None of the major political parties are proposing a program with sufficient ambition and breadth to fully achieve this vision of post-COVID reconstruction. But there is an undeniable distinction between those that (to varying degrees) accept the new parameters of economic policy since COVID, and those that oppose them and want to return to conventional neoliberal practice as soon as possible. The Liberal, NDP, and Green parties are all advocating a further expansion in public programs, and continuing significant deficits. Cementing the national child care program (hard won through decades of struggle, but now threatened if the Conservatives win) surely tops the list. Their taxation, monetary, and environmental policies also move in the right direction. None of these parties can be blindly trusted to do the right thing if elected. But our opportunities to win better policies—on the strength of activism from below—will clearly be stronger, if the big changes in policy direction that occurred during the pandemic are maintained and extended.
On the other side, Conservatives and the People’s Party (are they rivals, or a tag team?) want to undo extraordinary pandemic policies and get back to neoliberal basics quickly. Both pledge to eliminate the deficit (in four years for Bernier, a decade for O’Toole). Both deride Bank of Canada money-creation, and would pressure the Bank of Canada to clamp down on credit. Both want to roll back human and caring services—starting by cancelling the child care plan—and both would reassert the leading role of private business and capital in shaping Canada’s future economic and social evolution.

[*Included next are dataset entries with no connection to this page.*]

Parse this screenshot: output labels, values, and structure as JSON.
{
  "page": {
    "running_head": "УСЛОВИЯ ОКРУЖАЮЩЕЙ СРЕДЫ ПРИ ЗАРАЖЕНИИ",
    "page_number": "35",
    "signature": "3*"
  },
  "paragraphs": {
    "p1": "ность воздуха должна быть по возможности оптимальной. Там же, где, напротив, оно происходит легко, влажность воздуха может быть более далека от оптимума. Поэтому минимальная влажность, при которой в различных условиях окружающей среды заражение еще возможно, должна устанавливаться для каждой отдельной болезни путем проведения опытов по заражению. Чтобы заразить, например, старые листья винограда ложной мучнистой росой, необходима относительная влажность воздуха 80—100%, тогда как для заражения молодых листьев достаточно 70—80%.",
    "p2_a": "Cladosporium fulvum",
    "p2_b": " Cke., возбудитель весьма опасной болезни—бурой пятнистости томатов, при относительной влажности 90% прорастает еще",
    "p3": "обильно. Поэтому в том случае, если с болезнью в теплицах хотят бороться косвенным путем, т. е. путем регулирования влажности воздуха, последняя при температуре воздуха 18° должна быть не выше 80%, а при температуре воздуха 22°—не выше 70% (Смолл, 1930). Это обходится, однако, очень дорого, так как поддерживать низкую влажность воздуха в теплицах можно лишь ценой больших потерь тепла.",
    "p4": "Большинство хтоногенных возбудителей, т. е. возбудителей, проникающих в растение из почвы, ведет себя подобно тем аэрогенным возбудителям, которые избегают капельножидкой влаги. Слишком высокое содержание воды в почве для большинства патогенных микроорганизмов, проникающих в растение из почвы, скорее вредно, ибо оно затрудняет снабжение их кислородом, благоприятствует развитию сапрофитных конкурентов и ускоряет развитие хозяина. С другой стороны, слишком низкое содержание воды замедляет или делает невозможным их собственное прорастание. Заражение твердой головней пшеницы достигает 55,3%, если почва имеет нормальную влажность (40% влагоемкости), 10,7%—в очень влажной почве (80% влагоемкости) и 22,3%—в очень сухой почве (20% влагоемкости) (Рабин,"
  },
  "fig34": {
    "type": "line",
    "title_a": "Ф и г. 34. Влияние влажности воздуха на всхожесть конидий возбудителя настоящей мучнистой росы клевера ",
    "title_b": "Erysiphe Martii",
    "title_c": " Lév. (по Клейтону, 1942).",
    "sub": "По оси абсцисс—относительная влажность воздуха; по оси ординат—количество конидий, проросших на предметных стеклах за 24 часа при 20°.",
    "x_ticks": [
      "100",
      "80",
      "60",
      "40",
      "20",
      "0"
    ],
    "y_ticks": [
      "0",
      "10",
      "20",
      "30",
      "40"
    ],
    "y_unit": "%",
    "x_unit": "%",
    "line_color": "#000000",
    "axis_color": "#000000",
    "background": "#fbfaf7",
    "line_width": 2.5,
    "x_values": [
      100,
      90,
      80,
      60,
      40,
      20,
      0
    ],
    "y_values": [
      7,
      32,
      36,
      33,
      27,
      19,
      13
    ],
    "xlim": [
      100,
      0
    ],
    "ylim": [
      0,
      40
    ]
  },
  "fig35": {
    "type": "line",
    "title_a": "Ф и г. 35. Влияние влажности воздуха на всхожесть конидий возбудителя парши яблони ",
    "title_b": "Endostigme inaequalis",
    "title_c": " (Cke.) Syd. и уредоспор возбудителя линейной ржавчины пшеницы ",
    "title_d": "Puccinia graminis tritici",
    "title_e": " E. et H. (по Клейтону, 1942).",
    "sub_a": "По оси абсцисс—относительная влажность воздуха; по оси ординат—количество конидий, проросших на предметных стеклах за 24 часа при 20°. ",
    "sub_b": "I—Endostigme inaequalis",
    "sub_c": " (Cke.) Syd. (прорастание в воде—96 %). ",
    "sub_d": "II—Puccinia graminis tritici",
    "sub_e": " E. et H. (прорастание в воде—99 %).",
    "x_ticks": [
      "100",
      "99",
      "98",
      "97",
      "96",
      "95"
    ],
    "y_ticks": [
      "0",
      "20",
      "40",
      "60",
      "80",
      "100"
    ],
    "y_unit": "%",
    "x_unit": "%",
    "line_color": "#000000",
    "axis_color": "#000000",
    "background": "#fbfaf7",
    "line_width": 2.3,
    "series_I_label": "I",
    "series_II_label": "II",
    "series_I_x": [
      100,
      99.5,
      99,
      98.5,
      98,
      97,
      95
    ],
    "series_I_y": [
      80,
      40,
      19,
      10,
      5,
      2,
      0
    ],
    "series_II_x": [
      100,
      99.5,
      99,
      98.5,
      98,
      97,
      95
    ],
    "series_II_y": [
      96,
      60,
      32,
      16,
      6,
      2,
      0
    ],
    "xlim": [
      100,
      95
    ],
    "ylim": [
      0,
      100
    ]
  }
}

Elections are just one element of the complex and continual struggles through which the shape of the economy and society are determined. The day-to-day fight of social movements, unions, and communities for decent work, equality, and sustainability are the only force that can ultimately win a better world. In the face of a horrific pandemic, doors were opened which made the prospect of building that better world somewhat more feasible. Progressives should make sure those doors aren’t now slammed shut during this election.
Jim Stanford is Economist and Director of the Centre for Future Work. He divides his time between Vancouver and Sydney, Australia.